Hospitals may be the most complex organizations in the world. They are tasked with improving patient outcomes, controlling costs, and meeting sustainable environmental goals. The desire for stability is undercut by epidemics, changes in treatment, and a suffocating regulatory environment.
But help is on the way. Leading hospitals now are in the midst of a digital transformation leading to an era of “smart hospitals,” a $21 billion market in North America promising to deliver unparalleled integration and improvements in all aspects of healthcare.
A battleground for innovation lies in the information technology and telecommunications (ICT) networks forming the hospital infrastructure. IoT (“Internet of Things”) sensors monitoring an army of connected devices will provide a continuous stream of data on everything from the temperature of patient rooms to which doors are locked or unlocked.
The location of every patient, caregiver, technician, nursing staff, and even guests will be known at all times. Electricity and power consumption will be optimized, as lights and air conditioning will go on and off depending on whether anyone is in the room.
Interoperability of data and real-time services will link together regional smart hospitals to skilled nursing facilities, supplies, transportation, clinics, specialty hospitals, and patient homes.
More than 60 percent of patients believe that virtual care is more convenient than face-to-face care. Home monitoring of patients linked to connected devices and wearable sensors for respiratory therapy and other conditions will be supported by on-demand portals in case of discomfort.
Comprehensive patient management solutions in hospitals will rely upon services such as tele-ultrasound, tele-radiology, tele-pathology, and tele-acquisition of patients. Artificial intelligence (AI) clinical decision support tools will speed up services and become welcome friends of tired staff. Clinical insights will be available on mobile devices, at the bedside, in acute care, and in the home, including imaging information.
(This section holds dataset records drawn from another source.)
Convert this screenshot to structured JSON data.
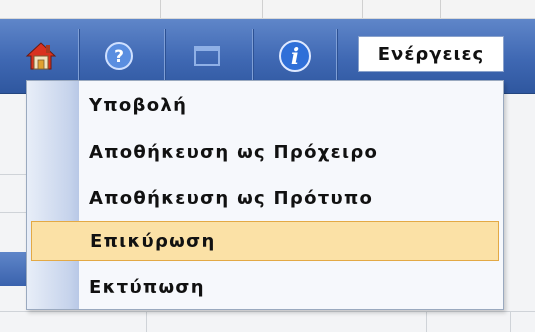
{
  "toolbar": {
    "icons": [
      "home-icon",
      "help-icon",
      "window-icon",
      "info-icon"
    ],
    "actions_label": "Ενέργειες"
  },
  "menu": {
    "items": [
      {
        "label": "Υποβολή",
        "active": false
      },
      {
        "label": "Αποθήκευση ως Πρόχειρο",
        "active": false
      },
      {
        "label": "Αποθήκευση ως Πρότυπο",
        "active": false
      },
      {
        "label": "Επικύρωση",
        "active": true
      },
      {
        "label": "Εκτύπωση",
        "active": false
      }
    ]
  },
  "colors": {
    "toolbar": "#3f68b3",
    "highlight": "#fbe1a6",
    "highlight_border": "#e3a945"
  }
}
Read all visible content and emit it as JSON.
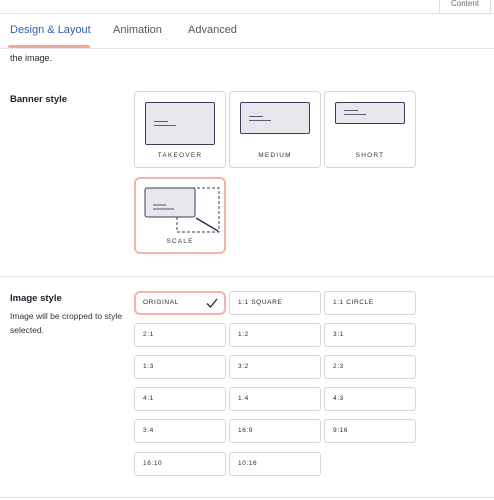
{
  "header": {
    "content_tab_label": "Content"
  },
  "tabs": [
    {
      "label": "Design & Layout",
      "active": true
    },
    {
      "label": "Animation",
      "active": false
    },
    {
      "label": "Advanced",
      "active": false
    }
  ],
  "intro_text_fragment": "the image.",
  "banner_style": {
    "label": "Banner style",
    "options": [
      {
        "label": "TAKEOVER",
        "selected": false
      },
      {
        "label": "MEDIUM",
        "selected": false
      },
      {
        "label": "SHORT",
        "selected": false
      },
      {
        "label": "SCALE",
        "selected": true
      }
    ]
  },
  "image_style": {
    "label": "Image style",
    "help": "Image will be cropped to style selected.",
    "options": [
      {
        "label": "ORIGINAL",
        "selected": true
      },
      {
        "label": "1:1 SQUARE",
        "selected": false
      },
      {
        "label": "1:1 CIRCLE",
        "selected": false
      },
      {
        "label": "2:1",
        "selected": false
      },
      {
        "label": "1:2",
        "selected": false
      },
      {
        "label": "3:1",
        "selected": false
      },
      {
        "label": "1:3",
        "selected": false
      },
      {
        "label": "3:2",
        "selected": false
      },
      {
        "label": "2:3",
        "selected": false
      },
      {
        "label": "4:1",
        "selected": false
      },
      {
        "label": "1:4",
        "selected": false
      },
      {
        "label": "4:3",
        "selected": false
      },
      {
        "label": "3:4",
        "selected": false
      },
      {
        "label": "16:9",
        "selected": false
      },
      {
        "label": "9:16",
        "selected": false
      },
      {
        "label": "16:10",
        "selected": false
      },
      {
        "label": "10:16",
        "selected": false
      }
    ]
  },
  "colors": {
    "accent_blue": "#2f5fb3",
    "selection_border": "#f2b4ab",
    "thumb_fill": "#e9e7ee"
  },
  "icons": {
    "selected_check": "check-icon"
  }
}
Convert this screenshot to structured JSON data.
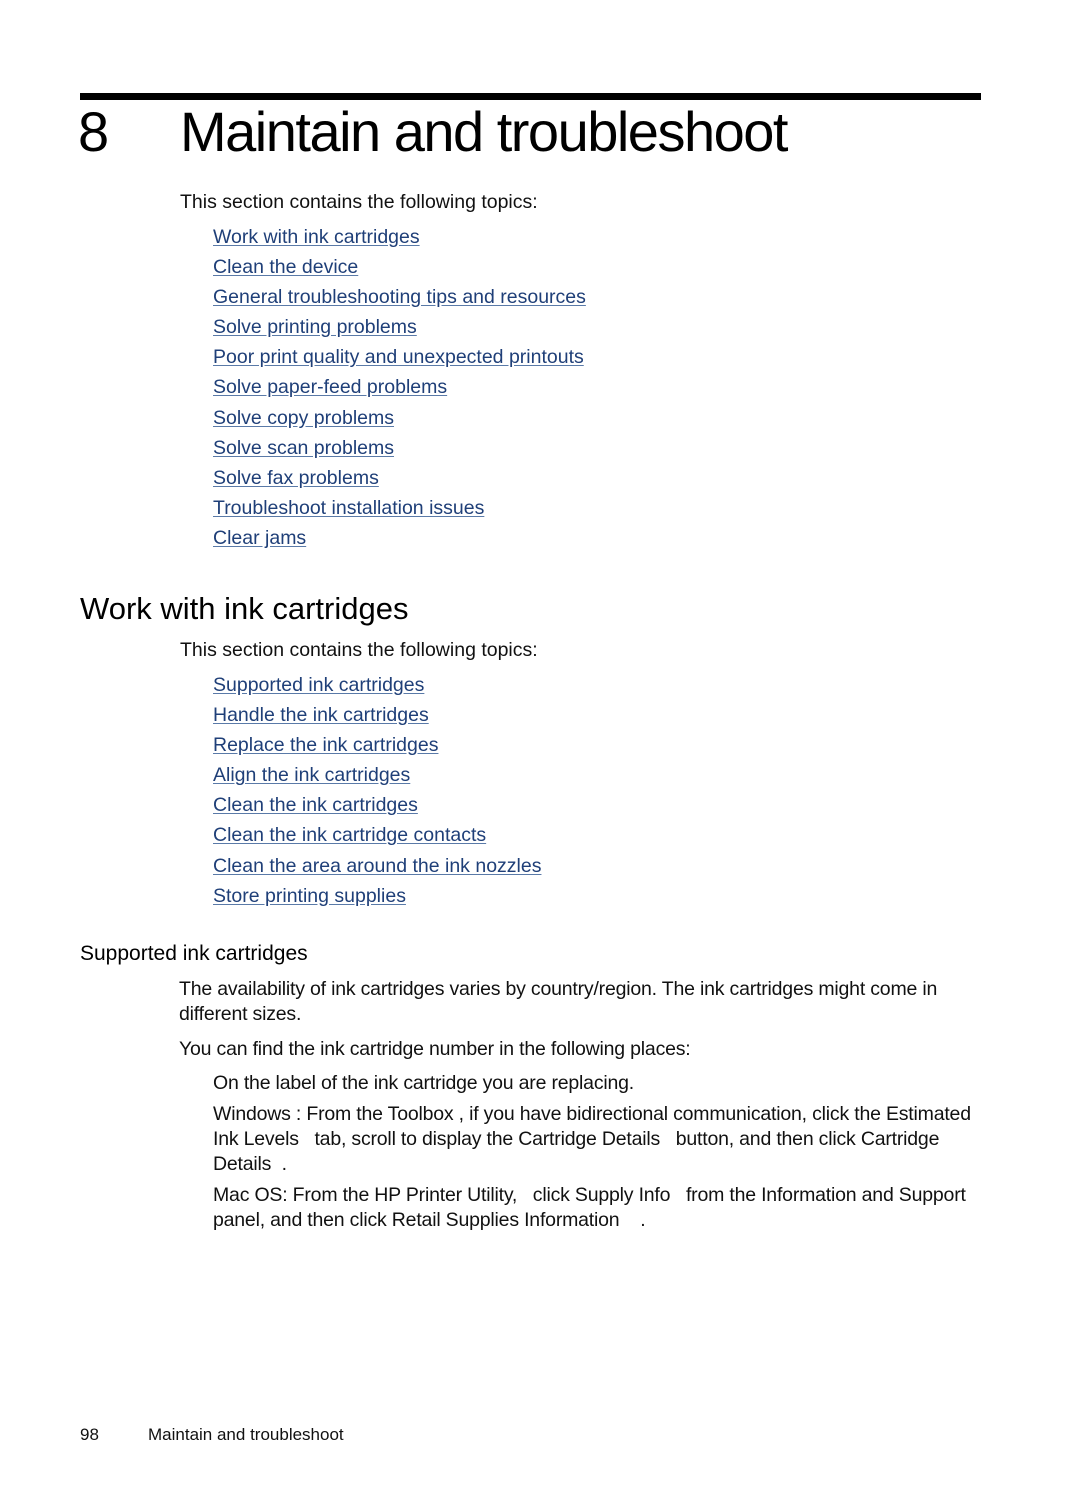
{
  "chapter": {
    "number": "8",
    "title": "Maintain and troubleshoot"
  },
  "chapter_intro": "This section contains the following topics:",
  "chapter_links": [
    "Work with ink cartridges",
    "Clean the device",
    "General troubleshooting tips and resources",
    "Solve printing problems",
    "Poor print quality and unexpected printouts",
    "Solve paper-feed problems",
    "Solve copy problems",
    "Solve scan problems",
    "Solve fax problems",
    "Troubleshoot installation issues",
    "Clear jams"
  ],
  "section": {
    "title": "Work with ink cartridges",
    "intro": "This section contains the following topics:",
    "links": [
      "Supported ink cartridges",
      "Handle the ink cartridges",
      "Replace the ink cartridges",
      "Align the ink cartridges",
      "Clean the ink cartridges",
      "Clean the ink cartridge contacts",
      "Clean the area around the ink nozzles",
      "Store printing supplies"
    ]
  },
  "subsection": {
    "title": "Supported ink cartridges",
    "paragraph1": "The availability of ink cartridges varies by country/region. The ink cartridges might come in different sizes.",
    "paragraph2": "You can find the ink cartridge number in the following places:",
    "bullets": [
      "On the label of the ink cartridge you are replacing.",
      "Windows : From the Toolbox , if you have bidirectional communication, click the Estimated Ink Levels   tab, scroll to display the Cartridge Details   button, and then click Cartridge Details  .",
      "Mac OS: From the HP Printer Utility,   click Supply Info   from the Information and Support  panel, and then click Retail Supplies Information    ."
    ]
  },
  "footer": {
    "page_number": "98",
    "running_title": "Maintain and troubleshoot"
  }
}
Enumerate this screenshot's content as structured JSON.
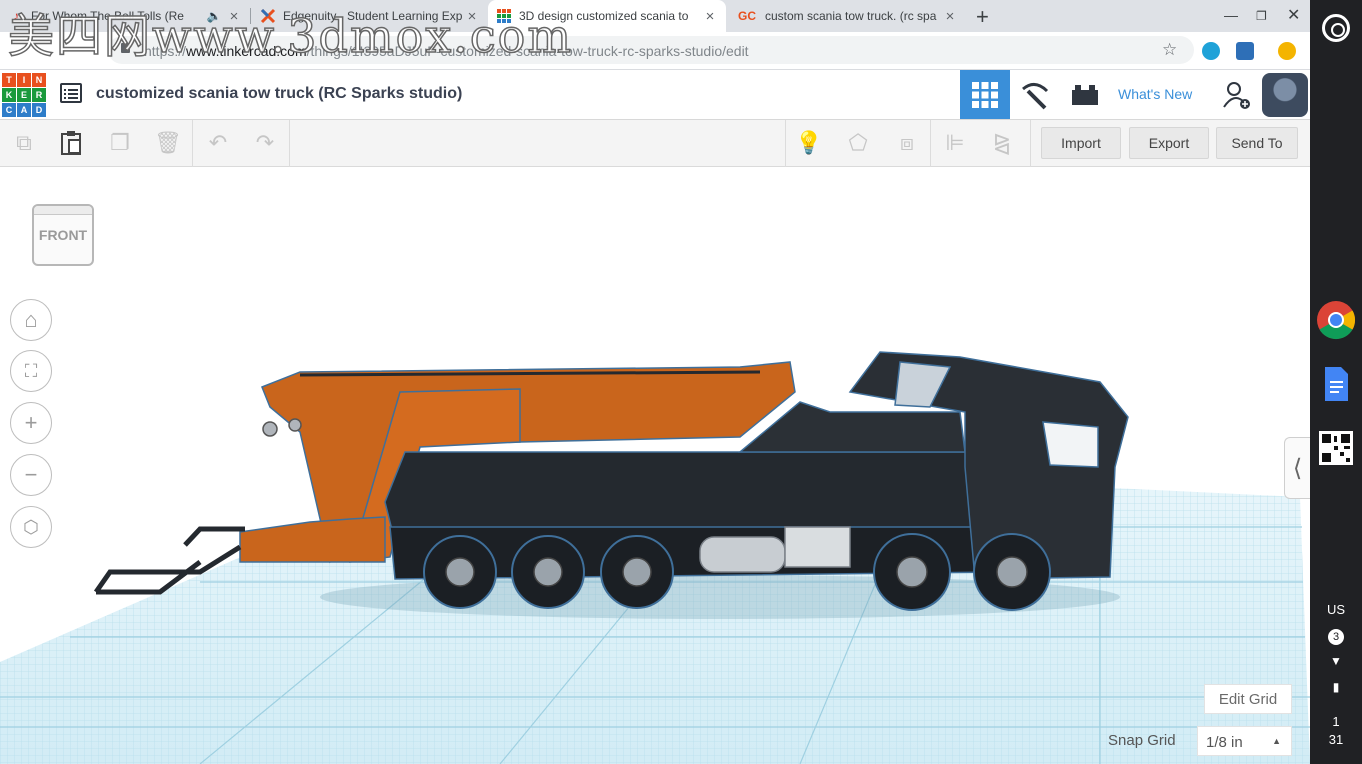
{
  "browser": {
    "tabs": [
      {
        "title": "For Whom The Bell Tolls (Re",
        "favicon": "music-note-icon",
        "sound": "speaker-icon"
      },
      {
        "title": "Edgenuity - Student Learning Exp",
        "favicon": "edgenuity-x-icon"
      },
      {
        "title": "3D design customized scania to",
        "favicon": "tinkercad-grid-icon",
        "active": true
      },
      {
        "title": "custom scania tow truck. (rc spa",
        "favicon_text": "GC"
      }
    ],
    "url_prefix": "https://",
    "url_host": "www.tinkercad.com",
    "url_path": "/things/1I395aDJ5uF-customized-scania-tow-truck-rc-sparks-studio/edit"
  },
  "watermark": "美四网www.3dmox.com",
  "app": {
    "logo_letters": [
      "T",
      "I",
      "N",
      "K",
      "E",
      "R",
      "C",
      "A",
      "D"
    ],
    "logo_colors": [
      "#e8501e",
      "#e8501e",
      "#e8501e",
      "#1a9a3c",
      "#1a9a3c",
      "#1a9a3c",
      "#2e7dc9",
      "#2e7dc9",
      "#2e7dc9"
    ],
    "design_title": "customized scania tow truck (RC Sparks studio)",
    "whats_new": "What's New",
    "accent_color": "#3a8fd9"
  },
  "toolbar": {
    "import_label": "Import",
    "export_label": "Export",
    "sendto_label": "Send To"
  },
  "workplane": {
    "viewcube_label": "FRONT",
    "edit_grid_label": "Edit Grid",
    "snap_grid_label": "Snap Grid",
    "snap_grid_value": "1/8 in",
    "grid_color": "#a9d7e6",
    "model_colors": {
      "boom": "#c9651c",
      "body": "#24292f",
      "edge": "#3f6f9a"
    }
  },
  "shelf": {
    "ime": "US",
    "notification_count": "3",
    "clock_hour": "1",
    "clock_min": "31"
  }
}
This advanced underlying ICT infrastructure will rely upon interoperability of all connected systems and the data they are using. The smart hospital will be efficient in its use of supplies and resources. Asset tracking, inventory control, maintenance operations, patient flow tracking, and provisioning of hospital staff will be directed by algorithms, particularly in emergencies. Real-time analytics continuously will be collected and recorded.
Combined with the ocean of other data being processed, patient management will be a completely visible process, displayed on decision support dashboards. For any operational function within the hospital, management will be able to view real-time flow management of all processes. This will allow for the development of performance analytics and the application of AI to operations.
Complex services such as genomic analysis and customized therapy unique for each patient will become commonplace. According to Edgar van Zoelen and Angus Cameron of Philips Healthcare, patient concierge services, financial management, patient education, and shared care decision-making will allow the patient will enjoy a sense of being at the center of care, as all touch points between them and staff will be monitored and queued up.
Ultimately, clinical outcomes will improve and the smart hospital will develop capabilities for even greater transformation and change, because automated systems are easier to change than the habits of persons.
Auditing the Smart Hospital
Every move of every hospital employee, including doctors, will be recorded. Every pill given, treatment administered, conference and consultation engaged in, resource used, and invoice submitted will be recorded. The amount of time spent with a patient will be known exactly because the locations of all staff and patients will be tracked using IoT sensors and radio-sensitive wrist bands. The lazy employee who spends too much time in the coffee shop will be spotted by the algorithms that are kept busy dispatching resources to problem areas.
In auditing, one of the greatest rejection reasons of all time, the champion standing high above any other reason for stiffing the healthcare provider, is medical necessity. A test, a procedure, a drug, a piece of durable medical equipment (DME) – all must pass the medical necessity test. Most of us in the auditing community have gone through lengthy hearings in which minimally trained auditors argue against a doctor, despite their years of advanced training, that medical necessity simply was not present, and so they are not going to get paid.
But if medical necessity decisions are going to be made by giant and incomprehensible automated medical systems driven by AI, then who is more credible: a narrowminded and captious bean-counter, or an AI relying on vast amounts of knowledge and experience? And who is going to argue about face time with patients when everything is recorded? Remember, it is not the doctor or their staff who will be formulating and submitting the bills to the payor. Instead, it will be the smart hospital itself, and the AI directing it.
Just as the business-as-usual in many hospitals will be swept away and replaced by a far more advanced and efficient system, so too will the current auditing techniques and the entire process itself crumble from obsolescence.
The profit-driven auditors of today will become as relevant as the country doctor who made their rounds through the countryside on their horse and buggy in the 19th century.